La Belgique se défend en n’affirmant soutenir que les rebelles « présentables » de l’Armée syrienne libre (ASL). Mais la distinction n’est pas toujours aisée. Quand l’ASL a inauguré fin 2012 son commandement nord à Idlib, elle a invité le cheikh salafiste Adnan al-Arour, partisan de « hacher les alaouites et donner leur chair aux chiens ». « L’opposition prétendument pacifique que soutiennent nos dirigeants et leurs amis islamistes de Turquie, d’Arabie saoudite et du Qatar a longtemps réussi à faire illusion et à escamoter son écrasante responsabilité dans le bilan de la guerre en Syrie », n’hésite pas à dire Michel Raimbaud, ancien ambassadeur de France.

Vers des révisions déchirantes ?

Face à l’enlisement du conflit, et à l’incessant va-et-vient de jeunes combattants entre la Syrie et l’Europe, faudra-t-il opérer des révisions déchirantes ? « Des ambassadeurs sont retournés discrètement à Damas, croit savoir Frédéric Pichon. Des capitales négocient avec le régime. Lequel répond : on vous aidera à éradiquer le phénomène djihadiste si vous rouvrez vos ambassades et si vous cessez d’armer nos ennemis. » Les Etats-Unis opèrent également un discret virage. « La criminalisation des organisations djihadistes a constitué la condition préalable à la récente visite d’Obama à Riyad, note le journaliste René Naba, auteur de L’Arabie saoudite, un royaume des ténèbres (Ed. Golias). Ce pays pourrait ne plus bénéficier de l’indulgence des Occidentaux, qui avait permis de l’exonérer de ses responsabilités dans les attentats du 11-Septembre. » 15 pirates de l’air sur 19 étaient de nationalité saoudienne, mais c’est l’Irak qui paiera la facture américaine…
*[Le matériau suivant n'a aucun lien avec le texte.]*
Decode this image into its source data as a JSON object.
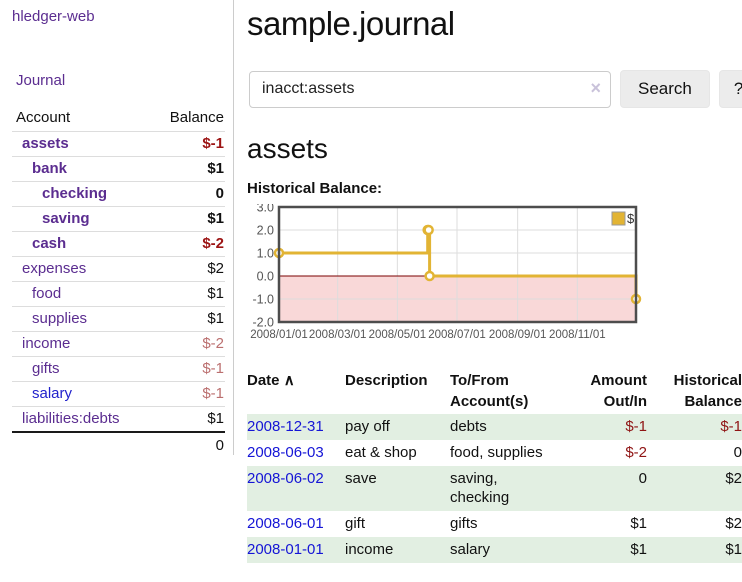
{
  "app": {
    "brand": "hledger-web",
    "nav_journal": "Journal"
  },
  "colors": {
    "link_purple": "#5b2d90",
    "link_blue": "#1515d6",
    "negative_strong": "#9c1313",
    "negative_soft": "#bb6f6f",
    "row_green": "#e2efe2",
    "series_gold": "#e2b434",
    "negative_region_pink": "#f9d8d8",
    "zero_line_red": "#7a0000"
  },
  "sidebar": {
    "header": {
      "account": "Account",
      "balance": "Balance"
    },
    "rows": [
      {
        "label": "assets",
        "balance": "$-1",
        "indent": 1,
        "bold": true,
        "balance_class": "neg-strong"
      },
      {
        "label": "bank",
        "balance": "$1",
        "indent": 2,
        "bold": true,
        "balance_class": ""
      },
      {
        "label": "checking",
        "balance": "0",
        "indent": 3,
        "bold": true,
        "balance_class": ""
      },
      {
        "label": "saving",
        "balance": "$1",
        "indent": 3,
        "bold": true,
        "balance_class": ""
      },
      {
        "label": "cash",
        "balance": "$-2",
        "indent": 2,
        "bold": true,
        "balance_class": "neg-strong"
      },
      {
        "label": "expenses",
        "balance": "$2",
        "indent": 1,
        "bold": false,
        "balance_class": ""
      },
      {
        "label": "food",
        "balance": "$1",
        "indent": 2,
        "bold": false,
        "balance_class": ""
      },
      {
        "label": "supplies",
        "balance": "$1",
        "indent": 2,
        "bold": false,
        "balance_class": ""
      },
      {
        "label": "income",
        "balance": "$-2",
        "indent": 1,
        "bold": false,
        "balance_class": "neg-soft"
      },
      {
        "label": "gifts",
        "balance": "$-1",
        "indent": 2,
        "bold": false,
        "balance_class": "neg-soft"
      },
      {
        "label": "salary",
        "balance": "$-1",
        "indent": 2,
        "bold": false,
        "balance_class": "neg-soft",
        "label_color": "blue"
      },
      {
        "label": "liabilities:debts",
        "balance": "$1",
        "indent": 1,
        "bold": false,
        "balance_class": ""
      }
    ],
    "total": "0"
  },
  "main": {
    "title": "sample.journal",
    "search": {
      "value": "inacct:assets",
      "clear_icon": "×",
      "button_label": "Search",
      "help_label": "?"
    },
    "account_heading": "assets",
    "chart_label": "Historical Balance:"
  },
  "chart_data": {
    "type": "line",
    "step": true,
    "title": "Historical Balance",
    "series": [
      {
        "name": "$",
        "color": "#e2b434",
        "points": [
          {
            "date": "2008-01-01",
            "balance": 1
          },
          {
            "date": "2008-06-01",
            "balance": 2
          },
          {
            "date": "2008-06-02",
            "balance": 2
          },
          {
            "date": "2008-06-03",
            "balance": 0
          },
          {
            "date": "2008-12-31",
            "balance": -1
          }
        ]
      }
    ],
    "xlim": [
      "2008-01-01",
      "2008-12-31"
    ],
    "ylim": [
      -2.0,
      3.0
    ],
    "y_ticks": [
      "3.0",
      "2.0",
      "1.0",
      "0.0",
      "-1.0",
      "-2.0"
    ],
    "x_tick_labels": [
      "2008/01/01",
      "2008/03/01",
      "2008/05/01",
      "2008/07/01",
      "2008/09/01",
      "2008/11/01"
    ],
    "grid": true,
    "legend": {
      "label": "$",
      "position": "top-right"
    },
    "negative_region_fill": "#f9d8d8",
    "zero_line_color": "#7a0000"
  },
  "table": {
    "sort_icon": "∧",
    "headers": [
      {
        "line1": "Date",
        "line2": ""
      },
      {
        "line1": "Description",
        "line2": ""
      },
      {
        "line1": "To/From",
        "line2": "Account(s)"
      },
      {
        "line1": "Amount",
        "line2": "Out/In"
      },
      {
        "line1": "Historical",
        "line2": "Balance"
      }
    ],
    "rows": [
      {
        "date": "2008-12-31",
        "description": "pay off",
        "accounts": "debts",
        "amount": "$-1",
        "amount_neg": true,
        "balance": "$-1",
        "balance_neg": true
      },
      {
        "date": "2008-06-03",
        "description": "eat & shop",
        "accounts": "food, supplies",
        "amount": "$-2",
        "amount_neg": true,
        "balance": "0",
        "balance_neg": false
      },
      {
        "date": "2008-06-02",
        "description": "save",
        "accounts": "saving, checking",
        "amount": "0",
        "amount_neg": false,
        "balance": "$2",
        "balance_neg": false
      },
      {
        "date": "2008-06-01",
        "description": "gift",
        "accounts": "gifts",
        "amount": "$1",
        "amount_neg": false,
        "balance": "$2",
        "balance_neg": false
      },
      {
        "date": "2008-01-01",
        "description": "income",
        "accounts": "salary",
        "amount": "$1",
        "amount_neg": false,
        "balance": "$1",
        "balance_neg": false
      }
    ]
  }
}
Et la Belgique ? Même si sa diplomatie s’est évaporée dans le Service européen d’action extérieure, elle ne peut, sur la question des djihadistes, la réduire à sa seule dimension de sécurité intérieure. « C’est tout de même paradoxal de voir que, sur cette question, Joëlle Milquet, ministre de l’Intérieur, est montée bien plus au front que Didier Reynders », pointe Georges Dallemagne, député CDH sortant. Mais qui s’en soucie ? Lors de la dernière campagne électorale, la politique étrangère n’a suscité aucun débat télévisé. Reynders, raillent certains, a réduit sa fonction à celle de « ministre des avis de voyage pour les Belges à l’étranger ». Justement, on est en plein dans le sujet.